You had mentioned that your mother is a psychiatrist. Do you find that the desire for plastic surgery in physically able individuals masks deeper personal issues; wouldn’t a trip to your mother’s office better serve your clientele? Where do you draw the line?
There are two ways to look at plastic surgery. Firstly, people are looking to enhance what they already have for a psychological boost. Secondly, there’s the reconstruction aspect. One breast may be bigger than the other, may hang more than the other and no amount of counseling can restore lack of confidence. Every time this woman looks in the mirror, puts on clothes, wakes up in the morning, she is self-conscious. Obviously there are people who go overboard, who become addicted to the surgery high, but those are the individuals who, no matter how hard you try, are never going to adjust their expectations. Where do you draw the line, then? Do you have to?
What percentage of prospective clients do you turn away?
I would say around 10%. These clients generally have unmanageable expectations of surgery. They are not good surgery candidates.
I always get into a heated debate about this next topic—liposuction. I simply find it hard to believe that there are certain figures that are absolutely unalterable. I am a firm believer in diet and exercise as a lifestyle choice. If you only try to lose weight at the gym for one month and then, literally, throw in the towel in favor of lipo, aren’t you just taking the easy way out?
There’s no doubt that healthy diet and exercise go a long way, but it’s true that the area from your bellybutton to your pubic region contains body fat that cannot be exercised away. You hear of the saddlebags, the love handles, and the saggy upper arms. We can fix that. People looking for lipo can come in for 2 hours and leave with minimal, if any, downtime. We book them on Friday and they’re back to work on Monday. Of course, there are extremes. I have Wall Street guys come in the morning to take care of their beer bellies and they’re back on the trading floor before the market closes.
All of these medical and technological advances serve to project a “quick fix” image to minor body image issues.

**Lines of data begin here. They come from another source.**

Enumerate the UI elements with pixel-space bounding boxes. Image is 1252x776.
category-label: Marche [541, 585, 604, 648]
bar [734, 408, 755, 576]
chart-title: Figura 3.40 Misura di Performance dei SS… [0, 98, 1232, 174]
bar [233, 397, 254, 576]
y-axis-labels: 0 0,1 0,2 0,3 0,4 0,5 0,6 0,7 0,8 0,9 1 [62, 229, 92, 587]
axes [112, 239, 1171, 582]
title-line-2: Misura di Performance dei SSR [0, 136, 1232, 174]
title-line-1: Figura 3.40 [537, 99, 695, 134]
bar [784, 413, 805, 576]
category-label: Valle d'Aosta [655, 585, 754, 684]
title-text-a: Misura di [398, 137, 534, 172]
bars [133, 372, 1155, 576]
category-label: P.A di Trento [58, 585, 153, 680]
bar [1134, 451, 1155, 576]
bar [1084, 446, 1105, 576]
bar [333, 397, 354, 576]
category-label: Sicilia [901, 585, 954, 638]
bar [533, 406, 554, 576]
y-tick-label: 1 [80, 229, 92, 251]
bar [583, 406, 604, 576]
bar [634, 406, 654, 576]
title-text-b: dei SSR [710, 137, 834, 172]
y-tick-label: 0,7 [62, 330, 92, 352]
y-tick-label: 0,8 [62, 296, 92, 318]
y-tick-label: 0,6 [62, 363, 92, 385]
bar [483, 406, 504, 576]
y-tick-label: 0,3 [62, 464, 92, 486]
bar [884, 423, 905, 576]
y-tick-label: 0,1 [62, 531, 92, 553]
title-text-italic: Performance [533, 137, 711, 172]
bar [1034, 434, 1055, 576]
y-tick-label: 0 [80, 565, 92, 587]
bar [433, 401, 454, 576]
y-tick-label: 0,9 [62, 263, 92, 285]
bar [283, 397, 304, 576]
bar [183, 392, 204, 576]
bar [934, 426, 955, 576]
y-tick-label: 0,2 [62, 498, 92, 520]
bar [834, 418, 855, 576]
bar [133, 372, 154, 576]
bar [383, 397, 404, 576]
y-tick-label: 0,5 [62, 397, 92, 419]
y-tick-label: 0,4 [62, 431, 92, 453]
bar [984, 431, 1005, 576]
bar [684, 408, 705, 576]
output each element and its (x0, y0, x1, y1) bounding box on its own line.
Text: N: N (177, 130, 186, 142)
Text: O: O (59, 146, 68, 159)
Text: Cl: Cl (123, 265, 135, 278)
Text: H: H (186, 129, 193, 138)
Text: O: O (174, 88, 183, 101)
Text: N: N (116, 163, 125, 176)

You mentioned that you are constantly reminding clients of the surgical aspect of what you do—it’s not an in and out massage. For example, Botox parties—misnomer?
The primary goal of consultation is to educate a prospective client. Some people want every single wrinkle gone, and that’s generally when I pull out “the book.”
At this juncture, Dr. Shafer pulled out a rather large look-book of celebrity faces before
photo retouching, au naturel if you will. I found, to my dismay, that Angelina Jolie still looks stunning, even without makeup and airbrushing. Though Dr. Shafer pointed out to me Jolie’s aesthetic infractions (“See? You want to look like Angelina? Well, that and that were probably air-brushed out”), I remained, as the photograph, untouched.
“Regarding ‘Botox parties,’” Shafer continued, “when people are drinking and having fun, they are toeing a fine line between informed consent and impulsive decision. People are also beginning to go their local salon for injections; distributors can sell to anyone, so you have to be careful that you are getting injected by a professional and not an OBGYN who has never been in an operating room and bought the product wholesale.”
Tell me more about Botox. What other shortcuts to the fountain of youth are available in a syringe?
Dr. Shafer opens the refrigerator and, among an assortment of sliced bread and what appears to be yogurt, a tiny box adorns the minimally decorated shelf. He pulls out a bottle whose bottom is peppered with a discernable white powder—Botulinum.
See here? Botox is a powder that, when mixed with a saline solution, can be injected directly into the face. It’s good stuff. We also provide collagen, fat and hydroxyl apetite injections. Hydroxyl is the stuff that your bones are made of. We turn it into a paste and inject it as an implant, to redefine the jaw line, increase cheekbone prominence, etc. All of these procedures are non-invasive and all have been developed within the last 10 years.
In the Hippocratic Oath, the practitioner is called to swear that he or she will work to “preserve the purity of my life and my arts.” How would you interpret this selection; in effect, do you choose when to operate based on a personal understanding of morality and aesthetics?
You have to have an aesthetic sense to be in this line of work. People place a lot of trust in you and, quite frankly, you don’t want to mess them up. About 2-3 people per month come in to fix something they had done, cheaply, abroad. I want my clients to look natural, to walk down 5th avenue and be complimented on how great they look. I never want my clients to be asked the question, “What did you have done?” When a client comes to me, I sit them in front of the mirror and ask, “Tell me what you don’t like about yourself.”
(Ed note: Dr. Shafer has never seen “Nip/Tuck.” Worried for a moment that Hollywood had infiltrated the pristine Manhattan office, I asked where he had gotten the line. “I have never seen the show,” he replied, with a puzzled look. Confidence restored.)
“I will never recommend surgery unless the client has a clear understanding of what they want to change; “I don’t like my stomach,” or ‘I can’t stand my thighs.’ I will never answer the question, ‘Do you think I need surgery?’ Of course I won’t.”